General purpose MCMC software packages like WinBUGS, JAGS, and STAN enable users to define and fit almost any statistical model without having to worry about implementation details and have enabled significant progress in applied Bayesian modelling. However, these existing tools are largely unable to make use of recent advances in hardware and software for high performance computing so they often scale very poorly to large datasets. In addition, the need to specify models using a compiled, domain-specific language is a significant hurdle to potential users andmakes it hard for the wider community to extend and build upon these tools. greta is a new software package for flexible statistical modelling that aims to overcome these limitations. greta uses Google's TensorFlow high-performance automatic differentiation library, so it scales well to massive data sets (millions of observations), can run across many CPUs or on GPUs. greta models can be fitted using efficient gradient-based MCMC samplers like Hamiltonian Monte Carlo, black- box variational Bayes methods, or maximum likelihood/empirical Bayes methods. greta models are written directly and interactively in R, so greta is easy to learn and straightforward to extend with new R packages or use as a backend for more specific software.

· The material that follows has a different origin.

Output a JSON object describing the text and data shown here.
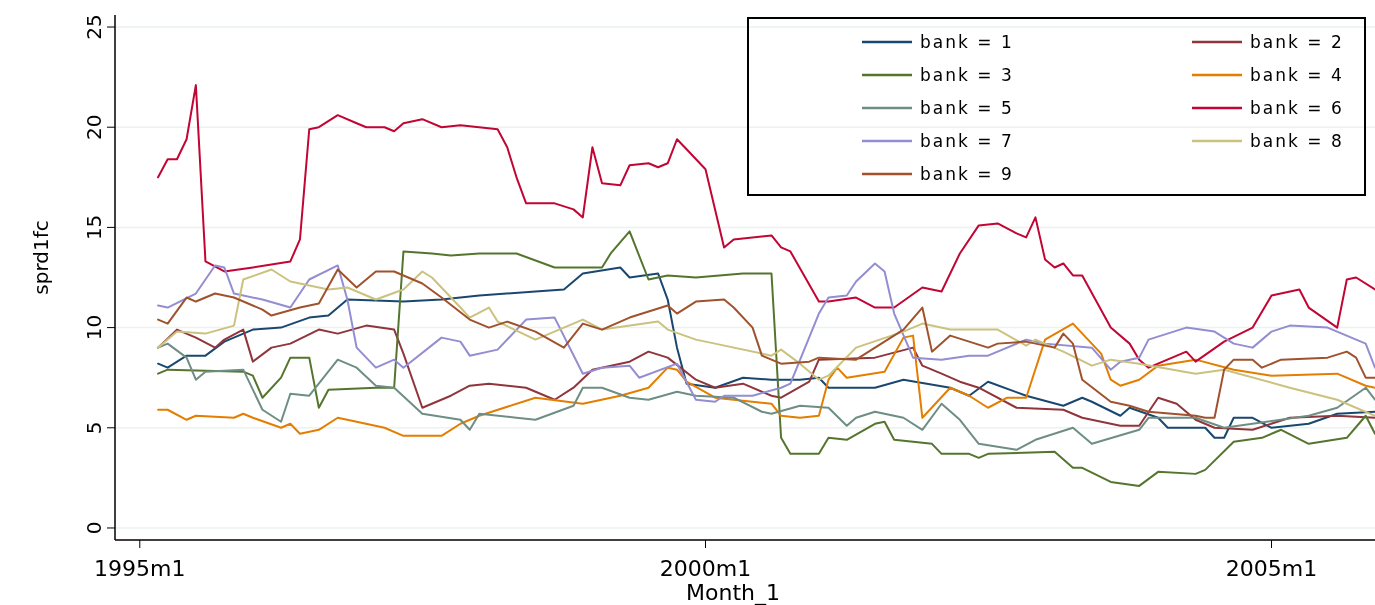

I will demonstrate greta and some extension packages for modelling with Gaussian processes, generalised additive models and dynamical systems. If you want to know more now, see the website: https://greta-dev.github.io/greta.

 

 

Dr Nick Golding

School of Biosciences
University of Melbourne

Nick is a DECRA fellow in the School of BioSciences. He develops statistical models and software to predict the distributions of species and human diseases. He’s particularly interested in improving these models with information about traits, mechanistic relationships and population dynamics.